Polaroid was once a darling blue chip stock that got decimated by technology changes. The rust belt was a real estate boom at one point, and the railroads were the king of transportation … but not anymore.
Everything changes, and you must change your portfolio to be congruent with the times.
There’s no such thing as a “permanent investment”. I’ve never met an investment I wouldn’t sell given the right circumstances. My job as the manager of my portfolio is to understand what those circumstances are, so that I’m ready to take action when conditions warrant it.
“Affairs are easier of entrance than of exit; and it is but common prudence to see our way out before we venture in.”
— Aesop
I must know the assumptions and premises under which I enter an investment so that I can exit as soon as they are violated.

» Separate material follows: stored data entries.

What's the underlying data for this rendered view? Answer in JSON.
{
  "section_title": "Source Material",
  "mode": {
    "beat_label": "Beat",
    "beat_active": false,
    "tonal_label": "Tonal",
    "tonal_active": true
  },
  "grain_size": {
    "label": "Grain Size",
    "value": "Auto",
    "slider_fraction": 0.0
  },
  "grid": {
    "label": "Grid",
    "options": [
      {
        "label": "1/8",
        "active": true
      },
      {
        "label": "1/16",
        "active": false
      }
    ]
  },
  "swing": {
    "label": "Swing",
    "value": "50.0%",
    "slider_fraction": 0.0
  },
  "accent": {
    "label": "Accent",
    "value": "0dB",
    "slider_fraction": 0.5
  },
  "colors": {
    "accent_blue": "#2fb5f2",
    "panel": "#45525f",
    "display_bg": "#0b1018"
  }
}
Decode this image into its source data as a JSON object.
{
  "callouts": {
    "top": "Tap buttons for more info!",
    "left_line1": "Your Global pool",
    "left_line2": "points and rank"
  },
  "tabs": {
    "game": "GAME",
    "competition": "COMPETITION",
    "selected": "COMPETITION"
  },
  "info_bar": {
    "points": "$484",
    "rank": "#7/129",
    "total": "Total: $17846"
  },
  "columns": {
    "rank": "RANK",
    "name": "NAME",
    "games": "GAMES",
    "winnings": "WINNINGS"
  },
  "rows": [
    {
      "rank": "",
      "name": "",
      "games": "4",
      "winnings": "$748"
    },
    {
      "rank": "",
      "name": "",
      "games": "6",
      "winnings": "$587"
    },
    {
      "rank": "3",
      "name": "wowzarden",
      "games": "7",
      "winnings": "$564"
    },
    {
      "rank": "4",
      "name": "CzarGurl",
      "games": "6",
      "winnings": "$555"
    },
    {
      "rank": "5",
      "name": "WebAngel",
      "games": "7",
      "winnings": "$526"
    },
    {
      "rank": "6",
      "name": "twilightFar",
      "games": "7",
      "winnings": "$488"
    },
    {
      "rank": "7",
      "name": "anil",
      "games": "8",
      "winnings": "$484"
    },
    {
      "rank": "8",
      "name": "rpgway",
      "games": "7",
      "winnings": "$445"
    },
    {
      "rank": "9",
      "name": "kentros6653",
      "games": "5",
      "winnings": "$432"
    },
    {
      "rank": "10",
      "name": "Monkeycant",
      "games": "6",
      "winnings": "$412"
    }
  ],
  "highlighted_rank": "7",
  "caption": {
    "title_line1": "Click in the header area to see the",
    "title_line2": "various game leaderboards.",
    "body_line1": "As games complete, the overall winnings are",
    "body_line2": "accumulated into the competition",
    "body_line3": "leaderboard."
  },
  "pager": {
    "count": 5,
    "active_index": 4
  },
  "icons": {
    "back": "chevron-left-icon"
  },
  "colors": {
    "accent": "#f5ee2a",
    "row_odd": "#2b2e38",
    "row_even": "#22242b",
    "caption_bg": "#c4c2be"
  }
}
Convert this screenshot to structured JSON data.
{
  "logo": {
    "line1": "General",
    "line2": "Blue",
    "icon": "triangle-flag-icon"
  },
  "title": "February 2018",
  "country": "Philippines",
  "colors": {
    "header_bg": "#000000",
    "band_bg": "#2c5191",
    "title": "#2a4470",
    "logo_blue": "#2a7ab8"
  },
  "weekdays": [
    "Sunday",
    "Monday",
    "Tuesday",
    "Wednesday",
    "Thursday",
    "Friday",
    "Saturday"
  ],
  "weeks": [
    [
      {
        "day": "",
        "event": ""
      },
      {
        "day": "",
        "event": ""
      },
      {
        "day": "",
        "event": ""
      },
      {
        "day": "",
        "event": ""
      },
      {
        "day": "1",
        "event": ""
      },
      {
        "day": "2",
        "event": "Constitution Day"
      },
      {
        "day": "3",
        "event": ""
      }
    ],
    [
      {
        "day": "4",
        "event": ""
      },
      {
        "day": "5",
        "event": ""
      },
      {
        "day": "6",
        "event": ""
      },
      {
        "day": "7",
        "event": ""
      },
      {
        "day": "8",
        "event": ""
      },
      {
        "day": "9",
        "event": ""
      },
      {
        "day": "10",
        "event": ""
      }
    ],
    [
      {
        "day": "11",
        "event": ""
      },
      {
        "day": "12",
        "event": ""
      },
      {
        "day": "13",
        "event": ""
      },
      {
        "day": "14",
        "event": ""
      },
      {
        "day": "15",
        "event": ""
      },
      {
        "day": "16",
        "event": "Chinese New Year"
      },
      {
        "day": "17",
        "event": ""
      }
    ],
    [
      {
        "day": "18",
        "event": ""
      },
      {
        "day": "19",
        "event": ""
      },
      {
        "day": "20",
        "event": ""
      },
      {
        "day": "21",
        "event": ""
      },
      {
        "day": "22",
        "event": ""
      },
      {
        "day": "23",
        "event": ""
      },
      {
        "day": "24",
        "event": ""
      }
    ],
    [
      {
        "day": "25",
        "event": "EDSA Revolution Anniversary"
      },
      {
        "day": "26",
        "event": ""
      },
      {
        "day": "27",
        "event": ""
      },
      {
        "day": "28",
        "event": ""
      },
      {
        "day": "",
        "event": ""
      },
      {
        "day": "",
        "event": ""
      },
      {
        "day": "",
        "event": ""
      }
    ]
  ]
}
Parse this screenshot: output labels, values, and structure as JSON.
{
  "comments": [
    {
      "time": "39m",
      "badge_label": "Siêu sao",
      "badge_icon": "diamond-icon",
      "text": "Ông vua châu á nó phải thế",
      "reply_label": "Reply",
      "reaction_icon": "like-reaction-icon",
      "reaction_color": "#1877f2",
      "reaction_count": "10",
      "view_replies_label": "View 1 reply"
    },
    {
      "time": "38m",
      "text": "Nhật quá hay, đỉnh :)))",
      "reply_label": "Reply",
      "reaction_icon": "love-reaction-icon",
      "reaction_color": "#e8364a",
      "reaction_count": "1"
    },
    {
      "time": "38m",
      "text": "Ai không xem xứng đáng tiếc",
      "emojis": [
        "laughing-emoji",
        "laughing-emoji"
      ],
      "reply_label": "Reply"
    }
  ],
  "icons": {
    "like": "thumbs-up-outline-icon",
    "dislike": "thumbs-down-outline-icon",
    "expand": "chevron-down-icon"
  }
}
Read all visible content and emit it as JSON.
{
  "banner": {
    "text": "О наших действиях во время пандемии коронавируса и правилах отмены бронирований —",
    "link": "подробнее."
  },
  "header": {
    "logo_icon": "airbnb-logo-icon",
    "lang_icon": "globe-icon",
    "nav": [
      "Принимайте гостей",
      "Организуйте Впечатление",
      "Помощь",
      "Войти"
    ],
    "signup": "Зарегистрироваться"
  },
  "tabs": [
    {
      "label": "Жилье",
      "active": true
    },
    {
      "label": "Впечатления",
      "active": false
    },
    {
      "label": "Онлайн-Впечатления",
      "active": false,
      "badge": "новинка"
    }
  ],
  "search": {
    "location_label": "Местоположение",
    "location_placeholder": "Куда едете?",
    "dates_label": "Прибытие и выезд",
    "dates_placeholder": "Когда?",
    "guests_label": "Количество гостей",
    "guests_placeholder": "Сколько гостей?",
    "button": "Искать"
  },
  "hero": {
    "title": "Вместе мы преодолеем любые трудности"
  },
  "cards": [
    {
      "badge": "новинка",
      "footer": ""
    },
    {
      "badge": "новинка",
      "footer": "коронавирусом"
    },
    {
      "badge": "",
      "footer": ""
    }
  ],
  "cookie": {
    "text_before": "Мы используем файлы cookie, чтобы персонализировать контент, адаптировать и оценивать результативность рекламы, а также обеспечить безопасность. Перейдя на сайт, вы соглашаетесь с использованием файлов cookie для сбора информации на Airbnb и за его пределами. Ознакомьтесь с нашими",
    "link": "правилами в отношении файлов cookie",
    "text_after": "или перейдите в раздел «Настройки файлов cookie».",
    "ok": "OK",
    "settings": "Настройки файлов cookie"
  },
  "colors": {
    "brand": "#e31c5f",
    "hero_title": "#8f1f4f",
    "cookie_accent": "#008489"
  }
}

Wherever possible, I must pre-define exit points in terms of price to control losses when things go wrong.
For example, I was a partner in a company that invested in real estate tax liens. We developed an entire business model to acquire valuable real estate for little more than back taxes. Yes, we actually purchased valuable real estate free and clear for pennies on the dollar of what it was really worth.
However, despite it being profitable, we exited the business because we learned how a legal assumption critical to the success of our model was simply wrong.
Once we uncovered the false premise of our model, we exited with our profit and moved on to greener pastures. We knew the reasons behind our model, and we knew when that model was invalidated.
Some would question our logic because the model had previously been profitable, but we knew it was just a question of time until the invalid assumption would bite us in the rear.
Similarly, when I enter equity positions, I predefine the point at which I’ll exit based on price behavior that would prove my decision was incorrect.
In summary, you must always predefine your exit strategy because the first loss is usually the best loss.